Nunca estivemos tão cegos

Enquanto fatos acontecem, há quem deseje apenas que os outros passem a vê-los
Há quatro anos meus olhos devoravam no escuro do cinema o filme Ensaio Sobre a Cegueira. A narrativa que nos conduzia a reflexão sobre a cegueira das relações humanas, hoje, quatro anos depois, me causa medo e decepções, por mostrar-se tão perto da realidade dos últimos dias.
Nossa dimensão de crença na materialização do real quase sempre se consolida em planos distantes. Esperamos não ver e não viver muitas coisas. Tendemos a achar que os riscos estão longe e que nunca chegarão até nós. Amargo engano. Os fatos acontecem exatamente quando nos damos ao luxo de duvidar do seu potencial de materialização.
E assim o Ensaio tornou-se uma realidade. De frente para TV, com páginas da internet abertas, todo o assunto e toda a cegueira se mostram visíveis e epidêmicos em posts, vídeos e ações. Alguns como produtos de entretenimento, outros como promoção pessoal.

A realidade do ser humano retratada em filmes passa a tomar forma na vida real. O conforto em notar que àquilo é ficção cessa, agora é real e está ao seu lado. Àqueles mesmos ambientes onde um dia passou, riu, se divertiu com seus entes, se transformam em desertos de medo e insegurança. No meio de corredores escuros e sombrios, olhos assustados temendo o quê você possa ser.
Jogos políticos, econômicos, interesses pessoais, interesses de classe, todos eles são postos aqui num mesmo lugar sem qualquer ordem, cujo resultado é apenas um: o caos. A terra que ninguém é dono de ninguém, em que matar, saquear, ameaçar, causar pânico e histeria são elementos banais. É inacreditável e triste. Triste perceber o quão estamos cegos com o nosso futuro e com o nosso presente.

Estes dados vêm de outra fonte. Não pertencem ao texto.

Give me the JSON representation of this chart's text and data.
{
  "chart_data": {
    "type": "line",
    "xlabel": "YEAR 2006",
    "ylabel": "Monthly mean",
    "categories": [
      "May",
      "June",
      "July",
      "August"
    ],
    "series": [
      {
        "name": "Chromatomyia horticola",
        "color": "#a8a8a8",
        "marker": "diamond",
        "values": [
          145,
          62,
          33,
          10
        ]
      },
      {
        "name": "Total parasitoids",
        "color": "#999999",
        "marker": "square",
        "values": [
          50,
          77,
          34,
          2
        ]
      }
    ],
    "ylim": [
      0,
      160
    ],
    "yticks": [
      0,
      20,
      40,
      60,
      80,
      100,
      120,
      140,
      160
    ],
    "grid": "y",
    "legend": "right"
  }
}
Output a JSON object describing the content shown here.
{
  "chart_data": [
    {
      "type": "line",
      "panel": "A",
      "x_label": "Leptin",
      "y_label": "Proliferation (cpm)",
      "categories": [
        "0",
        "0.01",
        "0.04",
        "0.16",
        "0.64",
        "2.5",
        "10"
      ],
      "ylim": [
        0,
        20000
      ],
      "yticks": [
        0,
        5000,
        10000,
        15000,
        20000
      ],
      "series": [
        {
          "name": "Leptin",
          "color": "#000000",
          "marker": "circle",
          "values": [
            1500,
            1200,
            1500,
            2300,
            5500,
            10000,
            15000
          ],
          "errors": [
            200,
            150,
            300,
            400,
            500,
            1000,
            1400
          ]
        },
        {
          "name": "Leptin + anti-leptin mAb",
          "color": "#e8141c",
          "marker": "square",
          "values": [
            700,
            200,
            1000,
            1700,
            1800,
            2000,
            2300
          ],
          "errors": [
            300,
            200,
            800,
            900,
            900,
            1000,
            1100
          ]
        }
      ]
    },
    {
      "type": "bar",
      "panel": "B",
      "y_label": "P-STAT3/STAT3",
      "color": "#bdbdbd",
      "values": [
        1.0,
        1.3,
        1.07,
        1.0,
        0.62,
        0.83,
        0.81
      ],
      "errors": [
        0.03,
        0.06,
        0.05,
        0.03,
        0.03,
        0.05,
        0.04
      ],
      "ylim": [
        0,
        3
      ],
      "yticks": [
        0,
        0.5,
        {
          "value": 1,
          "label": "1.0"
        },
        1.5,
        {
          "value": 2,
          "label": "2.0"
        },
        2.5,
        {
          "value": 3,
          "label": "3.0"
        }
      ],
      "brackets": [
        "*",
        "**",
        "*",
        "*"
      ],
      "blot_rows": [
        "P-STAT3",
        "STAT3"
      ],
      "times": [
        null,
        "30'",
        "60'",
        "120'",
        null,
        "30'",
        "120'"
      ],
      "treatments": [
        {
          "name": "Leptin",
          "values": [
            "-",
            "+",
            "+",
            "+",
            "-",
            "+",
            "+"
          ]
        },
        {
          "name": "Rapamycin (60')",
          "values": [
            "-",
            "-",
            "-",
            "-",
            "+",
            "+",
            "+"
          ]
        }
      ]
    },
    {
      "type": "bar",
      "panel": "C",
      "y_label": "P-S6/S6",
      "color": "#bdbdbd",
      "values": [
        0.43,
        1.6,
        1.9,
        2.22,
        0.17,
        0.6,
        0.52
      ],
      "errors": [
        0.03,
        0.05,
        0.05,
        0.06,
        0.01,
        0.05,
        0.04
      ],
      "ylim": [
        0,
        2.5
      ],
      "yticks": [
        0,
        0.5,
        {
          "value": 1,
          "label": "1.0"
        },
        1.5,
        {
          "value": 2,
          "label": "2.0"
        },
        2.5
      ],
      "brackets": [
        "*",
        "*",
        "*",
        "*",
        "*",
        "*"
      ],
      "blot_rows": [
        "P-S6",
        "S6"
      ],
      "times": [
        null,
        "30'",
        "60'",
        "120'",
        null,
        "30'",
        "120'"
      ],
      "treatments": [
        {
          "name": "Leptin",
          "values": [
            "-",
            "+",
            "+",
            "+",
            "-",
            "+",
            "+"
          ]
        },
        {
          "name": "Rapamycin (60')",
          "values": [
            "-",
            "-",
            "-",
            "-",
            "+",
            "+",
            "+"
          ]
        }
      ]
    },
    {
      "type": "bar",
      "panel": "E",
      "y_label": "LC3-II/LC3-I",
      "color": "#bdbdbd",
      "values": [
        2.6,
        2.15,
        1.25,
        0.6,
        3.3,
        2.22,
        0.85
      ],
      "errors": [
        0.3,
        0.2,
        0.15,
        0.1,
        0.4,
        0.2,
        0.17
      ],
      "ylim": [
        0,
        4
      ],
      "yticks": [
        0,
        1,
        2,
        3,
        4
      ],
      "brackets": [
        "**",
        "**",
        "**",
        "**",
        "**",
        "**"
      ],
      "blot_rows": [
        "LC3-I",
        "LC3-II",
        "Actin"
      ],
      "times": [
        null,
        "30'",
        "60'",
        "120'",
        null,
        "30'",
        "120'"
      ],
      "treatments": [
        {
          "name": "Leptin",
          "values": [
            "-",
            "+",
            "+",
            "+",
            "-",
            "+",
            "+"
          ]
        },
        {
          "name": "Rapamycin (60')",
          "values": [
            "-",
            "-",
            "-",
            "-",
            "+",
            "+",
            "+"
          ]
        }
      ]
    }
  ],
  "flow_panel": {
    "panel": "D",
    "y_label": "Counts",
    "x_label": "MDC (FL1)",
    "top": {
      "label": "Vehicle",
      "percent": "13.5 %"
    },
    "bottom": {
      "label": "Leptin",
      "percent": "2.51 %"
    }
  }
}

Se o homem morre no bairro distante, ele é encarado apenas como o homem distante de nossos problemas e da nossa realidade. Agora quando esse homem é próximo, se escuta imediatamente: precisamos agir. Ainda não notamos de que precisamos agir em ambas as situações. O problema não está distante da gente, está ao alcance dos nossos olhos. Só precisamos de sensibilidade para extinguir a cegueira.
Enquanto vejo pessoas preocupadas com o evento ou festa que foi cancelado, vejo outras pessoas pensativas e um tanto preocupada sobre o que será o hoje ou o amanhã. Culpam governantes, mas são incapazes de refletir sobre as ações deles, e principalmente, na hora de lhe entregar o poder.

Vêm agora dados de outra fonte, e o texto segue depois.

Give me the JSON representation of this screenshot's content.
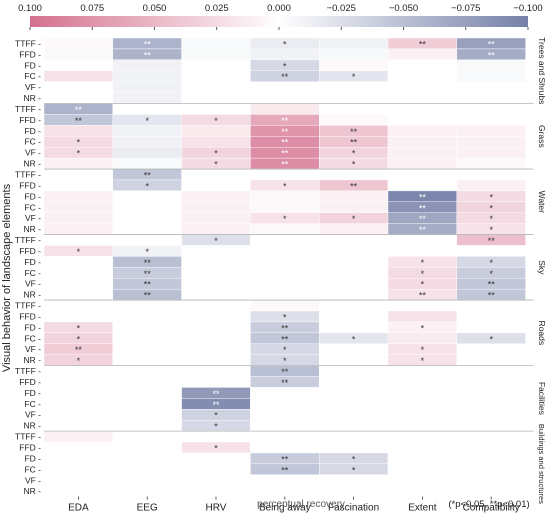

É triste perceber que a capital baiana se preocupa com futilidades e que não consegue olhar a sua realidade -- ou estrategicamente a ignora -- para então passar a agir. Perceber a manipulação por diversos interesses e pelo poder torna tudo mais reflexivo ainda. É um sistema falho, desumano e surreal. Enquanto fatos acontecem, há quem deseje apenas que os outros passem a vê-los.
Cenas que remetem ao filme e ao livro Ensaio sobre a cegueira estão materializando-se numa velocidade assustadora. Em que situação chegamos por interesses e descasos com nós mesmos.
Agora estamos no centro, nas discussões mas daqui a pouco é carnaval e tudo estará bem. Há quem diga, ainda neste caos que vive a Bahia, que realmente estamos bem.
Saramago lá em Portugal em uma época diferente dessa estava certo. Estamos cada vez mais cegos e cada vez menos humanos e racionais. O fim do mundo agendado para 2012 é o fim dos níveis do espírito de humanidade que possa restar aos seres humanos. Vou torcer por dias melhores ou pelo menos com visão saudável, porque viver nesse caos e medo não faz bem. Nem para o hoje e nem para o futuro.